JFD’s relatively short preamble gave us three instructions and promised a fourth. We learned that most of the clues had a ‘letter wrong’ in the definition and that those ‘wrong’ letters were going to spell out a line from a work and the title of the work. We at once agreed to nudge each other as it is all too easy to accidentally record the corrected misprint, as is conventionally required in this situation. The next line was going to suggest changes we would have to make in our completed grid. The third instruction said we must complete the unclued bottom row of the grid and then perform an instruction that eight extra words in clues would give us.
Clearly we needed a drop of alcohol to stomach all of that so, of course, I read through the clues to see whether JFD retained the entry ticket he earned with his first Listener crossword about ‘Potatoes’ last year. He confirmed it fairly quickly. ‘Soak in visit turns Ian’s steaks rapidly (7)’ We turned RET in STAY and produced YATTERS.
More convincing for that soak was ‘One can be ordered to collect ancient liquid and measure around three pints (3)’ CAB, we learned, was the double definition for the taxi we can order, and that measure. (We noted the rather suspicious redundant ‘and’ there that was soon added to seven other words to produce COLOUR THREE CHARACTERS AND DROPPED CLOTH CONNECTING THEM).
I know the play really well having ‘taught’ it rather unwillingly on many occasions. I wonder why an examination board would select it when Macbeth is so much more exciting and understandabl for teenagers, and Hamlet is so far superior with its stunning use of language, for the older students. Ah well – back to the alcohol – and there was more. We solved the next one without the wordplay, ‘Frenzied expression after many wives feud and toil endlessly (4)’ That crossword favourite [f]EU[d] [t]OI[l] had to be the Bacchic EUOI after many wines. More wine in the next clue ‘Volume going across ordinary wire (5)’ We put a PINT over O[rdinary] producing PINOT. Next came ‘Old call for help upending half of Arabian wine (7)’ We turned half of MAYDAY around after O getting OMAYYAD and decided that this spilt Wine was a Line – no wonder it was spilt with such a mixture of wine and beer, but ‘Cheers, anyway, JFD.
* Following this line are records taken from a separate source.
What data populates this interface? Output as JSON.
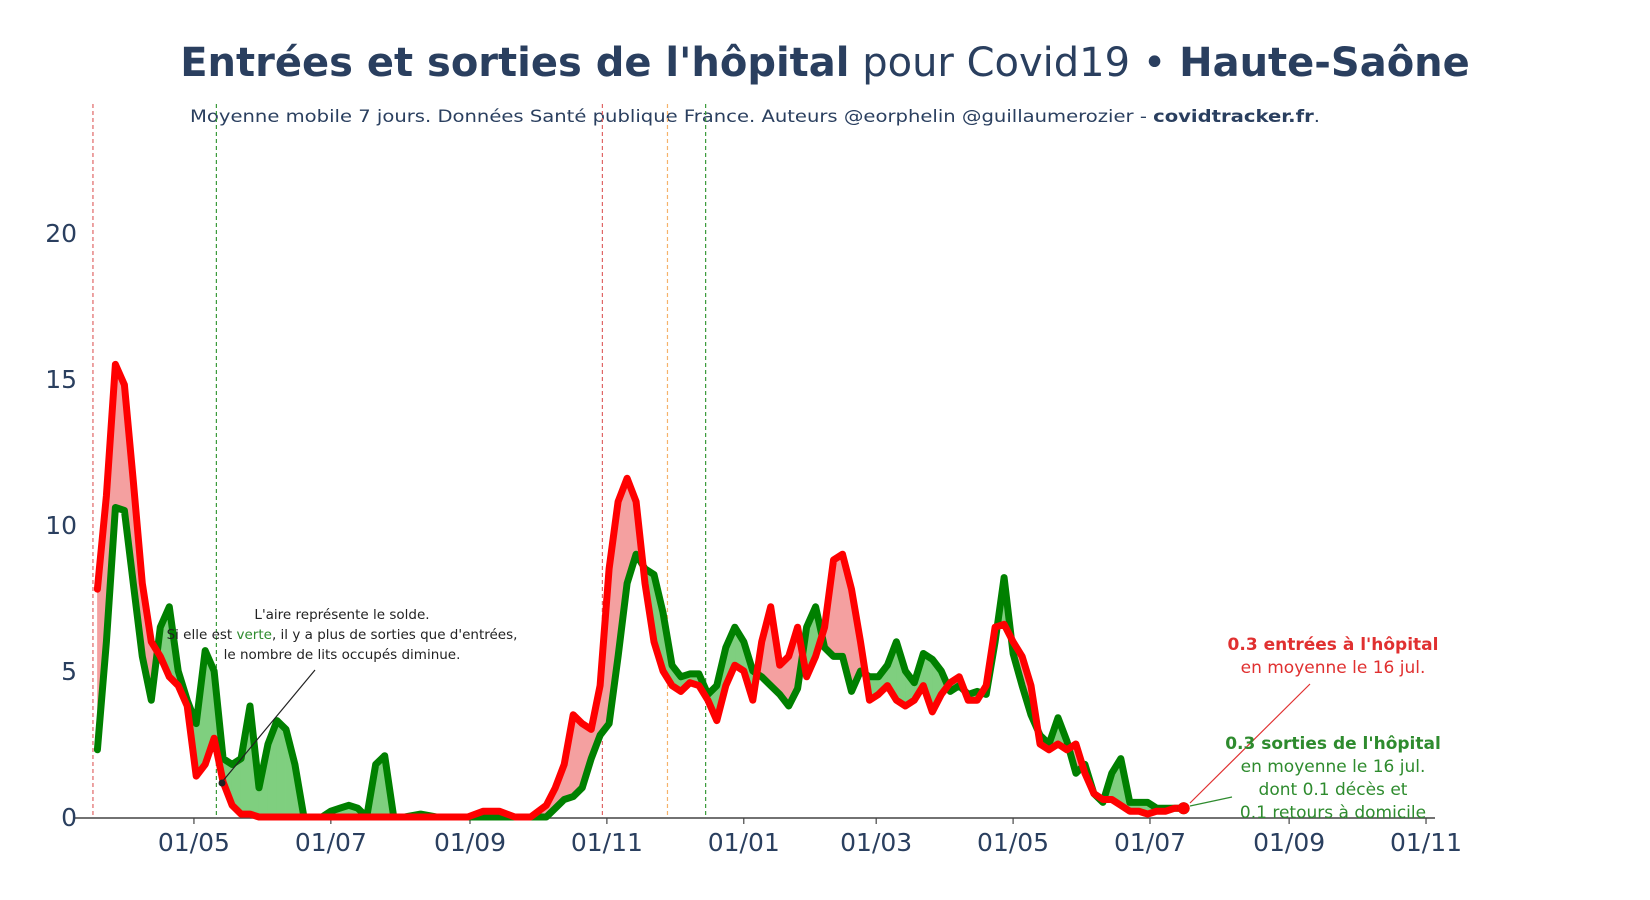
{
  "header": {
    "title_bold": "Entrées et sorties de l'hôpital",
    "title_normal": " pour Covid19 • ",
    "title_region": "Haute-Saône",
    "subtitle_text": "Moyenne mobile 7 jours. Données Santé publique France. Auteurs @eorphelin @guillaumerozier - ",
    "subtitle_site": "covidtracker.fr",
    "subtitle_end": "."
  },
  "annotation": {
    "line1": "L'aire représente le solde.",
    "line2_pre": "Si elle est ",
    "line2_green": "verte",
    "line2_post": ", il y a plus de sorties que d'entrées,",
    "line3": "le nombre de lits occupés diminue."
  },
  "labels": {
    "entrees_bold": "0.3 entrées à l'hôpital",
    "entrees_sub": "en moyenne le 16 jul.",
    "sorties_bold": "0.3 sorties de l'hôpital",
    "sorties_sub1": "en moyenne le 16 jul.",
    "sorties_sub2": "dont 0.1 décès et",
    "sorties_sub3": "0.1 retours à domicile"
  },
  "colors": {
    "entrees": "#ff0000",
    "sorties": "#008000",
    "fill_red": "#f4a0a0",
    "fill_green": "#7fcf7f",
    "text": "#2a3f5f",
    "vline_red": "#e06666",
    "vline_green": "#3a9a3a",
    "vline_orange": "#f6b26b"
  },
  "chart_data": {
    "type": "line",
    "title": "Entrées et sorties de l'hôpital pour Covid19 • Haute-Saône",
    "subtitle": "Moyenne mobile 7 jours. Données Santé publique France. Auteurs @eorphelin @guillaumerozier - covidtracker.fr.",
    "xlabel": "",
    "ylabel": "",
    "ylim": [
      0,
      24
    ],
    "yticks": [
      0,
      5,
      10,
      15,
      20
    ],
    "xlim": [
      "2020-03-09",
      "2021-11-05"
    ],
    "xticks": [
      {
        "date": "2020-05-01",
        "label": "01/05"
      },
      {
        "date": "2020-07-01",
        "label": "01/07"
      },
      {
        "date": "2020-09-01",
        "label": "01/09"
      },
      {
        "date": "2020-11-01",
        "label": "01/11"
      },
      {
        "date": "2021-01-01",
        "label": "01/01"
      },
      {
        "date": "2021-03-01",
        "label": "01/03"
      },
      {
        "date": "2021-05-01",
        "label": "01/05"
      },
      {
        "date": "2021-07-01",
        "label": "01/07"
      },
      {
        "date": "2021-09-01",
        "label": "01/09"
      },
      {
        "date": "2021-11-01",
        "label": "01/11"
      }
    ],
    "vlines": [
      {
        "date": "2020-03-17",
        "color": "red"
      },
      {
        "date": "2020-05-11",
        "color": "green"
      },
      {
        "date": "2020-10-30",
        "color": "red"
      },
      {
        "date": "2020-11-28",
        "color": "orange"
      },
      {
        "date": "2020-12-15",
        "color": "green"
      }
    ],
    "x": [
      "2020-03-19",
      "2020-03-23",
      "2020-03-27",
      "2020-03-31",
      "2020-04-04",
      "2020-04-08",
      "2020-04-12",
      "2020-04-16",
      "2020-04-20",
      "2020-04-24",
      "2020-04-28",
      "2020-05-02",
      "2020-05-06",
      "2020-05-10",
      "2020-05-14",
      "2020-05-18",
      "2020-05-22",
      "2020-05-26",
      "2020-05-30",
      "2020-06-03",
      "2020-06-07",
      "2020-06-11",
      "2020-06-15",
      "2020-06-19",
      "2020-06-23",
      "2020-06-27",
      "2020-07-01",
      "2020-07-05",
      "2020-07-09",
      "2020-07-13",
      "2020-07-17",
      "2020-07-21",
      "2020-07-25",
      "2020-07-29",
      "2020-08-03",
      "2020-08-10",
      "2020-08-17",
      "2020-08-24",
      "2020-08-31",
      "2020-09-07",
      "2020-09-14",
      "2020-09-21",
      "2020-09-28",
      "2020-10-05",
      "2020-10-09",
      "2020-10-13",
      "2020-10-17",
      "2020-10-21",
      "2020-10-25",
      "2020-10-29",
      "2020-11-02",
      "2020-11-06",
      "2020-11-10",
      "2020-11-14",
      "2020-11-18",
      "2020-11-22",
      "2020-11-26",
      "2020-11-30",
      "2020-12-04",
      "2020-12-08",
      "2020-12-12",
      "2020-12-16",
      "2020-12-20",
      "2020-12-24",
      "2020-12-28",
      "2021-01-01",
      "2021-01-05",
      "2021-01-09",
      "2021-01-13",
      "2021-01-17",
      "2021-01-21",
      "2021-01-25",
      "2021-01-29",
      "2021-02-02",
      "2021-02-06",
      "2021-02-10",
      "2021-02-14",
      "2021-02-18",
      "2021-02-22",
      "2021-02-26",
      "2021-03-02",
      "2021-03-06",
      "2021-03-10",
      "2021-03-14",
      "2021-03-18",
      "2021-03-22",
      "2021-03-26",
      "2021-03-30",
      "2021-04-03",
      "2021-04-07",
      "2021-04-11",
      "2021-04-15",
      "2021-04-19",
      "2021-04-23",
      "2021-04-27",
      "2021-05-01",
      "2021-05-05",
      "2021-05-09",
      "2021-05-13",
      "2021-05-17",
      "2021-05-21",
      "2021-05-25",
      "2021-05-29",
      "2021-06-02",
      "2021-06-06",
      "2021-06-10",
      "2021-06-14",
      "2021-06-18",
      "2021-06-22",
      "2021-06-26",
      "2021-06-30",
      "2021-07-04",
      "2021-07-08",
      "2021-07-12",
      "2021-07-16"
    ],
    "series": [
      {
        "name": "entrées à l'hôpital",
        "values": [
          7.8,
          11.0,
          15.5,
          14.8,
          11.5,
          8.0,
          6.0,
          5.5,
          4.8,
          4.5,
          3.8,
          1.4,
          1.8,
          2.7,
          1.2,
          0.4,
          0.1,
          0.1,
          0.0,
          0.0,
          0.0,
          0.0,
          0.0,
          0.0,
          0.0,
          0.0,
          0.0,
          0.0,
          0.0,
          0.0,
          0.0,
          0.0,
          0.0,
          0.0,
          0.0,
          0.0,
          0.0,
          0.0,
          0.0,
          0.2,
          0.2,
          0.0,
          0.0,
          0.4,
          1.0,
          1.8,
          3.5,
          3.2,
          3.0,
          4.5,
          8.5,
          10.8,
          11.6,
          10.8,
          8.0,
          6.0,
          5.0,
          4.5,
          4.3,
          4.6,
          4.5,
          4.0,
          3.3,
          4.5,
          5.2,
          5.0,
          4.0,
          6.0,
          7.2,
          5.2,
          5.5,
          6.5,
          4.8,
          5.5,
          6.5,
          8.8,
          9.0,
          7.8,
          6.0,
          4.0,
          4.2,
          4.5,
          4.0,
          3.8,
          4.0,
          4.5,
          3.6,
          4.2,
          4.6,
          4.8,
          4.0,
          4.0,
          4.5,
          6.5,
          6.6,
          6.0,
          5.5,
          4.5,
          2.5,
          2.3,
          2.5,
          2.3,
          2.5,
          1.5,
          0.8,
          0.6,
          0.6,
          0.4,
          0.2,
          0.2,
          0.1,
          0.2,
          0.2,
          0.3,
          0.3
        ]
      },
      {
        "name": "sorties de l'hôpital",
        "values": [
          2.3,
          6.0,
          10.6,
          10.5,
          8.0,
          5.5,
          4.0,
          6.5,
          7.2,
          5.0,
          4.0,
          3.2,
          5.7,
          5.0,
          2.0,
          1.8,
          2.0,
          3.8,
          1.0,
          2.5,
          3.3,
          3.0,
          1.8,
          0.0,
          0.0,
          0.0,
          0.2,
          0.3,
          0.4,
          0.3,
          0.0,
          1.8,
          2.1,
          0.0,
          0.0,
          0.1,
          0.0,
          0.0,
          0.0,
          0.0,
          0.0,
          0.0,
          0.0,
          0.0,
          0.3,
          0.6,
          0.7,
          1.0,
          2.0,
          2.8,
          3.2,
          5.5,
          8.0,
          9.0,
          8.5,
          8.3,
          7.0,
          5.2,
          4.8,
          4.9,
          4.9,
          4.2,
          4.5,
          5.8,
          6.5,
          6.0,
          5.0,
          4.8,
          4.5,
          4.2,
          3.8,
          4.4,
          6.5,
          7.2,
          5.8,
          5.5,
          5.5,
          4.3,
          5.0,
          4.8,
          4.8,
          5.2,
          6.0,
          5.0,
          4.6,
          5.6,
          5.4,
          5.0,
          4.3,
          4.5,
          4.2,
          4.3,
          4.2,
          6.0,
          8.2,
          5.6,
          4.5,
          3.5,
          2.8,
          2.5,
          3.4,
          2.6,
          1.5,
          1.8,
          0.8,
          0.5,
          1.5,
          2.0,
          0.5,
          0.5,
          0.5,
          0.3,
          0.3,
          0.3,
          0.3
        ]
      }
    ],
    "latest": {
      "date": "2021-07-16",
      "entrees": 0.3,
      "sorties": 0.3,
      "deces": 0.1,
      "retours_domicile": 0.1
    },
    "grid": false,
    "legend": "none"
  }
}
With some obvious and some subtly concealed ‘wrong’ letters, we had a quotation from Othello, “She that in wisdom never was so frail …” and Google provided the following line, “To change the cod’s head for the salmon’s tail.” So we knew that there was some shifting of C and N to do in our final grid. HANDKERCHIEF had already gone into the bottom row so we had to do a little back-solving to reason that we had already changed TORC to TORN and ACTIN to ANTIC. All that remained was to find the three characters. IAGO and DESDEMONA appeared at once but I wasted time hunting for poor EMILIA. Imagine being the wife of a villain like IAGO! Of course the only other C/N in the grid allowed MINAS to become MICAS and CASSIO appeared. Many thanks to JFD for a little literary relief after a stressful week watching ex-President Trump’s 35 downs.